1 - Vc comprou um sapato e ao chegar em casa, percebeu que o vendedor colocou pares diferentes na caixa. Como vc reagiria? Chegaria brigando com o vendedor na loja, OU chegaria na loja falando com o vendedor que erros acontecem e pediria para ele trocar pelo modelo certo?
2 - Descontaram seu cheque pré-datado antes do dia e sua conta ficou com saldo negativo. Vc diria pra loja que tudo bem pois erros acontecem e entenderia a situação OU já entraria com um processo na justiça, procon ou algo parecido?
3 - Está chovendo muito. Vc pensa: "Que chuva maravilhosa" OU "Que droga, tá chovendo muito"?

E hoje me deparei com essa mensagem abaixo que tem tudo a ver com essa reflexão acima. Esse texto se chama "Classe e gentileza". Muito bonita a atitude da moça do texto abaixo. Isso vai ficar meio afeminado eu falando isso, mas fiquei com vontade de chorar lendo esse texto. Bobagem... mas fiquei. : ) : )

Classe e gentileza

Era o dia do casamento da minha irmã Kátia, e ela deslizava pelo salão de festas, sorrindo e agradecendo aos convidados, dançando com cada um dos avôs e achando tempo para conversar com as meninas que tinham levado as flores. Estava tão linda e tranqüila que ninguém imaginaria que a florista tinha mandado as flores erradas, que o bolo de casamento de três andares tinha chegado um pouco torto, e que uma das damas de honra havia rasgado o vestido alguns minutos antes da cerimônia. Incidentes que podiam ter transformado o dia em um evento tenso e decepcionante só foram motivo de risos, graças à atitude de Kátia. Sem que ela notasse, observei como ela reagia com calma e simpatia ao falar com a florista, que se desmanchava em desculpas, e como ria ao posar para fotografias indiscretas que mostravam a ligeira inclinação do bolo. Quando a dama de honra tropeçou nos saltos dos sapatos e rasgou um pedaço da saia, Kátia não entrou em pânico.

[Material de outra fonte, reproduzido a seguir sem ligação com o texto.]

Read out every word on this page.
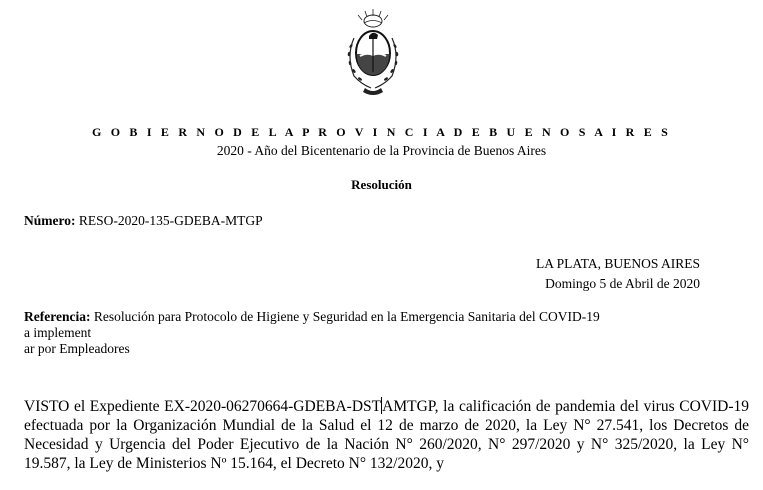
G O B I E R N O D E L A P R O V I N C I A D E B U E N O S A I R E S
2020 - Año del Bicentenario de la Provincia de Buenos Aires
Resolución
Número: RESO-2020-135-GDEBA-MTGP
LA PLATA, BUENOS AIRES
Domingo 5 de Abril de 2020
Referencia: Resolución para Protocolo de Higiene y Seguridad en la Emergencia Sanitaria del COVID-19
a implement
ar por Empleadores
VISTO el Expediente EX-2020-06270664-GDEBA-DSTAMTGP, la calificación de pandemia del virus COVID-19 efectuada por la Organización Mundial de la Salud el 12 de marzo de 2020, la Ley N° 27.541, los Decretos de Necesidad y Urgencia del Poder Ejecutivo de la Nación N° 260/2020, N° 297/2020 y N° 325/2020, la Ley N° 19.587, la Ley de Ministerios Nº 15.164, el Decreto N° 132/2020, y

Ajudou a consertar o rasgão com um grampeador, o que deu vez a mais fotografias indiscretas dela e da dama de honra com o grampeador. Quando meus amigos comentam as brigas que tiveram com as noivas nervosas, fico quieto. Mantenho uma foto pregada na parede que mostra minha irmã sorrindo junto a um bolo meio torto, lembrança de impressão duradoura de classe e gentileza em todas as situações.